Latest Release (0.1.32)

  • Bumped duroxide core dependency to 0.1.29. The core 0.1.29 release replaces futures::join_all/join/select_biased! with replay-safe crate-local combinators that eliminate a latent large-fan-in (≥ 1024 children) replay hang. No provider-level code or schema changes required.
  • See CHANGELOG.md for full version history.

Previous Release (0.1.31)

  • Added Microsoft Entra ID authentication for Azure Database for PostgreSQL Flexible Server.

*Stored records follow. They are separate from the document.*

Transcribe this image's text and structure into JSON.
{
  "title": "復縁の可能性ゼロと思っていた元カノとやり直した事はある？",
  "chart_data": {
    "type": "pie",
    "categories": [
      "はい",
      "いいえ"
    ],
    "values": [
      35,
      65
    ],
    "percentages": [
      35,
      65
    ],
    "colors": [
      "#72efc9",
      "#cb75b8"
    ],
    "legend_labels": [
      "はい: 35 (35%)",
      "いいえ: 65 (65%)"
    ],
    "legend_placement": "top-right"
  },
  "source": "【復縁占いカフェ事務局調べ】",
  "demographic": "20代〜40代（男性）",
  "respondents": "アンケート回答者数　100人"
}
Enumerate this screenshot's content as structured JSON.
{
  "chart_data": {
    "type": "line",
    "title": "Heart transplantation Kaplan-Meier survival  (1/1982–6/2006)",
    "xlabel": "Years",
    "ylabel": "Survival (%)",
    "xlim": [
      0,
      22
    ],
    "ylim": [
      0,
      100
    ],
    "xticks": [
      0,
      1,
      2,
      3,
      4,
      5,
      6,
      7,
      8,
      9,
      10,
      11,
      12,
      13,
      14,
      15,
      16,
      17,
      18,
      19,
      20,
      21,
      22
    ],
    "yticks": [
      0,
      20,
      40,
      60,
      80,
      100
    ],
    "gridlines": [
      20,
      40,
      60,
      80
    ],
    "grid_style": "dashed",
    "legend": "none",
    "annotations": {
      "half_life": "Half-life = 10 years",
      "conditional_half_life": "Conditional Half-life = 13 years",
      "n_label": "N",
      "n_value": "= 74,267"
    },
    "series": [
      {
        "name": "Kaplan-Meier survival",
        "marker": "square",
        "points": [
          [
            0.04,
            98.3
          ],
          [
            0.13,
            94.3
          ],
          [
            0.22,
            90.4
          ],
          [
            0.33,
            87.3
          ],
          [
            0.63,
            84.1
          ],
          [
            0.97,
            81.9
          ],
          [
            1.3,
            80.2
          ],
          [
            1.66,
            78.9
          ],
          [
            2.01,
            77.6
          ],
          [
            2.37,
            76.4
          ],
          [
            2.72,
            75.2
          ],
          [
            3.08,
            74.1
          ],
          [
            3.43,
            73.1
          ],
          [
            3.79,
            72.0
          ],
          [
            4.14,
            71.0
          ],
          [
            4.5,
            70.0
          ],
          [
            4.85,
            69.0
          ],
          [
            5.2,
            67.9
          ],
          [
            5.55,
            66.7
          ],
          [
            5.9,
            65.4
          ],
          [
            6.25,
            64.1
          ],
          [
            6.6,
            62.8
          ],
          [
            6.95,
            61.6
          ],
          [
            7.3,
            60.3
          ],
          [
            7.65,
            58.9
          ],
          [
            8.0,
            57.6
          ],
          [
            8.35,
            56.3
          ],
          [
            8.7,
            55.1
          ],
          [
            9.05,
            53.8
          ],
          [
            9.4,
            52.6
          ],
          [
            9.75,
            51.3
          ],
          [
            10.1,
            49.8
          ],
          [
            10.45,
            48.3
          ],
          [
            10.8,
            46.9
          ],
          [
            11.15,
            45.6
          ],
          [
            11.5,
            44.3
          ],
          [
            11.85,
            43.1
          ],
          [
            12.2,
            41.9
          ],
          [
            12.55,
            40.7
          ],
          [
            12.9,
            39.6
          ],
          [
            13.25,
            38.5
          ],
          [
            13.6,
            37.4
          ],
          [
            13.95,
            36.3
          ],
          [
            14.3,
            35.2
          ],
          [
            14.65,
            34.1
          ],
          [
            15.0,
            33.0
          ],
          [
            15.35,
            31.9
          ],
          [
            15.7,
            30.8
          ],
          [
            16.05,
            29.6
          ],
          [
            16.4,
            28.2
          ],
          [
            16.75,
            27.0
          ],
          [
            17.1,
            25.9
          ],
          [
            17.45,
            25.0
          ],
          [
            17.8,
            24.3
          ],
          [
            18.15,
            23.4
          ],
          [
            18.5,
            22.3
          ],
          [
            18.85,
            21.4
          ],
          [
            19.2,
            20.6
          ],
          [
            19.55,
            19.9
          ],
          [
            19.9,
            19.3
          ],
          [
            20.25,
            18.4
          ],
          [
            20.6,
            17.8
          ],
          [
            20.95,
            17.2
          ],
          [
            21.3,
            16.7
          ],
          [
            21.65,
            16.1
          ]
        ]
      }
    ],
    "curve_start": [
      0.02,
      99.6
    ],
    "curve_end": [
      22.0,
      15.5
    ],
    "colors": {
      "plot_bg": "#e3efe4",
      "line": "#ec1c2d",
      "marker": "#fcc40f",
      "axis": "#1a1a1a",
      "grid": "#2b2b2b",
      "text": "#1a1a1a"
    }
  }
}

New constructors PostgresProvider::new_with_entra and PostgresProvider::new_with_schema_and_entra accept an EntraAuthOptions and authenticate via Entra access tokens; a background task refreshes the token before expiry and swaps it into the connection pool.
  • Default credential chain is [WorkloadIdentityCredential (when AKS federated env vars are set), ManagedIdentityCredential, DeveloperToolsCredential], with PgSslMode::VerifyFull pinned for all Entra connections.

License

MIT License - see LICENSE for details.